CHICAGO -- Marlon Byrd returned to Chicago on Thursday, less than a week after the Cubs dealt the struggling center fielder to Boston.
Byrd was on the city's south side, as he and his new teammates began a four-game series with the White Sox at U.S. Cellular Field.
Byrd, who was traded to the Red Sox on Saturday for reliever Michael Bowden and a player to be named, had nothing but good things to say about the Cubs organization. He said he was especially thankful for Cubs president of baseball operations Theo Epstein, general manager Jed Hoyer and manger Dale Sveum trading him to another historic organization.
"To go from Chicago to Boston and to not be losing anything in fans, not be losing anything in tradition ... just all around it's great for me," Byrd said. "I come in here, get a chance to help this team out and win and get to the playoffs."
The 34-year-old Byrd said he expected to get traded, knowing that 2009 first-round Draft pick Brett Jackson is the Cubs' future in center field, but he expected it to be closer to the July 31 non-waiver Trade Deadline. But Byrd's slow start -- he had only two hits in his first 43 at-bats -- and Boston's need for another outfielder made it happen sooner.
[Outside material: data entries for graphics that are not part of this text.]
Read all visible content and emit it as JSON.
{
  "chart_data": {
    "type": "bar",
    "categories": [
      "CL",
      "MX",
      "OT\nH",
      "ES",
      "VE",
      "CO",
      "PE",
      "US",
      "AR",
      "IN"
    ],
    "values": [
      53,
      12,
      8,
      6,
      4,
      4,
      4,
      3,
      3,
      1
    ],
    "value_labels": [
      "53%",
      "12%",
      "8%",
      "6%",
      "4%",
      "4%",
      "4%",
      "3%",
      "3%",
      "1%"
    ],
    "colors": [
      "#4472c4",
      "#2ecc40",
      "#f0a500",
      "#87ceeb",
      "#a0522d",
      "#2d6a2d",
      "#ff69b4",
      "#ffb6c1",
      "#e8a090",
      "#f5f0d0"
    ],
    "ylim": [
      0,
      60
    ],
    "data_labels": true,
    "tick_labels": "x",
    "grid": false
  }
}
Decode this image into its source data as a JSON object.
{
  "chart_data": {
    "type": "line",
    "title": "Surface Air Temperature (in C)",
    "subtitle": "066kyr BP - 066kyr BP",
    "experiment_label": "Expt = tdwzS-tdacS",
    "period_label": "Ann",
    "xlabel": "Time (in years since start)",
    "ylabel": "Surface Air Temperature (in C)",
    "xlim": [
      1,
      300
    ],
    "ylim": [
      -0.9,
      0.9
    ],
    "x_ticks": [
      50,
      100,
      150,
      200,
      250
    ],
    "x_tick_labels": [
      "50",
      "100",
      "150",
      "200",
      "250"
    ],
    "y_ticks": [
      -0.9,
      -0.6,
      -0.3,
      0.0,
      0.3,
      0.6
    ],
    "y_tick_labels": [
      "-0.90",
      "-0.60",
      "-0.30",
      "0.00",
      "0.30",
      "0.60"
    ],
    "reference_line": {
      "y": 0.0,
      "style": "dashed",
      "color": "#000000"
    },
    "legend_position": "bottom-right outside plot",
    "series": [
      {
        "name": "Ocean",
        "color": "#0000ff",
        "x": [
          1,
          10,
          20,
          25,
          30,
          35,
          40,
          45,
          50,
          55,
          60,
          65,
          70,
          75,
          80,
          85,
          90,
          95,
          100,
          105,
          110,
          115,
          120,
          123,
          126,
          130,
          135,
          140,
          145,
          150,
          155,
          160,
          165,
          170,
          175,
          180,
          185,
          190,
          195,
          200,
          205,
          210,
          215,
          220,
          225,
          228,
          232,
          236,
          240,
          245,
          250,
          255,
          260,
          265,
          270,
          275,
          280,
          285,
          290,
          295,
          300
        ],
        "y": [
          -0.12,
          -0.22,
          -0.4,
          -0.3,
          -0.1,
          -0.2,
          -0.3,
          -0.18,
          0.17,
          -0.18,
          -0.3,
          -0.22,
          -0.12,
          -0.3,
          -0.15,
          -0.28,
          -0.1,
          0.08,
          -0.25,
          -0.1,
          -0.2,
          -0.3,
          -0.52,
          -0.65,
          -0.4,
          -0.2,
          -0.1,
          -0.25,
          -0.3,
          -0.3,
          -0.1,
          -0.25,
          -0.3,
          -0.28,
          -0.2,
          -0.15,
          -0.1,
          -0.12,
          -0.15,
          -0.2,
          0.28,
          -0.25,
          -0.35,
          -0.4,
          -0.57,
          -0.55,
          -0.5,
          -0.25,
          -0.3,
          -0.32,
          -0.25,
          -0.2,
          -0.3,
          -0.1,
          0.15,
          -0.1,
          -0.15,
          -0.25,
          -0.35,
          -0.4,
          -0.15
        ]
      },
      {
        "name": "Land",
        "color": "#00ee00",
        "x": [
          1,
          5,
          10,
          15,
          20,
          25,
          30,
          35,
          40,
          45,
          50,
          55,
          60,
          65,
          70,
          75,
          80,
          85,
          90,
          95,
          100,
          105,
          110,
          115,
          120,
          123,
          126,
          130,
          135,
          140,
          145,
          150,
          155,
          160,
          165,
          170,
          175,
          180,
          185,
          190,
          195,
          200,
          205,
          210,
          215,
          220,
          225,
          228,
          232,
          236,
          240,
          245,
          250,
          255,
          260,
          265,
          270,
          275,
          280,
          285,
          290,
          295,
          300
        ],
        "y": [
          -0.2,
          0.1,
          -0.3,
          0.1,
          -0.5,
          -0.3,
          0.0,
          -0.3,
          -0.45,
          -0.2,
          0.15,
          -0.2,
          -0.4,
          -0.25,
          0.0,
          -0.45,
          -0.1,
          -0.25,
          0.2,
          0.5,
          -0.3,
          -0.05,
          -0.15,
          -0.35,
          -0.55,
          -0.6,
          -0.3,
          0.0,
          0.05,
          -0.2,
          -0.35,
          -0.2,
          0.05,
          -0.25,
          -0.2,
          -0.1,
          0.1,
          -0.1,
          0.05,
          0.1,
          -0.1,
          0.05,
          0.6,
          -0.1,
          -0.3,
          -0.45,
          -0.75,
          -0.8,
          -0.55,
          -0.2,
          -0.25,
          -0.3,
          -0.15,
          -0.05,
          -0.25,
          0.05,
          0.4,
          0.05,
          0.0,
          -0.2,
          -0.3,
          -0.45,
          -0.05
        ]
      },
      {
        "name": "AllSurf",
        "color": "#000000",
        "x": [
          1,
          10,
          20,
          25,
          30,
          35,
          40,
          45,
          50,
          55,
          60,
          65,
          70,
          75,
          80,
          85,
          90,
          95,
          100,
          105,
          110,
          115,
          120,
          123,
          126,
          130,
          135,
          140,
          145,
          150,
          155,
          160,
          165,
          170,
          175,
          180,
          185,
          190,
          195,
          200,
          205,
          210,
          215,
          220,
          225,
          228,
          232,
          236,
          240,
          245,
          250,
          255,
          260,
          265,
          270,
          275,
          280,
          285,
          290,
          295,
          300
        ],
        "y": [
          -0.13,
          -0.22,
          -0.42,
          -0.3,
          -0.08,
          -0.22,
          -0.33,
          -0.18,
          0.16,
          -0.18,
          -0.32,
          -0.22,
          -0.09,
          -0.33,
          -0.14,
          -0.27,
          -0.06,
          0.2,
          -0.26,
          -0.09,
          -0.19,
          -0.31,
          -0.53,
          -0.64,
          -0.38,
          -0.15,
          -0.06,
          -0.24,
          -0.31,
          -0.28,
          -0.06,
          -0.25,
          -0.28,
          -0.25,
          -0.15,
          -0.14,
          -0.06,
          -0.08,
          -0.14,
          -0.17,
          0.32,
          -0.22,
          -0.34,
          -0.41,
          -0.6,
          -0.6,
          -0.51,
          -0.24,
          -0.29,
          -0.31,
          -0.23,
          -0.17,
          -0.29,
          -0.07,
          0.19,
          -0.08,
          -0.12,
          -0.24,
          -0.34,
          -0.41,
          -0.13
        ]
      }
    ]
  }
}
Byrd, who spent two full seasons in Chicago, said he believes the Cubs are heading in the right direction. Although it might take a few years to get there, Byrd said, once they do, he thinks the Cubs will remain a perennial contender.
"It's going to be a couple years," Byrd said. "I said it when Theo came over: My guess was about 2014, 2015, they're going to be ready to contend every year. Not just be good that year -- every year. From that point on, start a dynasty, kind of like the Phillies did, kind of like the Braves did."
While Byrd likely won't be with the Cubs when that time comes, he played a key role in changing a clubhouse culture that had gotten complacent.
Byrd helped younger players like Jackson and fellow outfielder Tony Campana in Spring Training, while fellow veterans Ryan Dempster and Reed Johnson spoke highly of Byrd's professionalism following the trade, which Byrd appreciated.
"My big thing was, when I did leave the organization, hopefully they were going to be better off than when I got there," Byrd said. "If I left a couple of footsteps and imprints, that's great."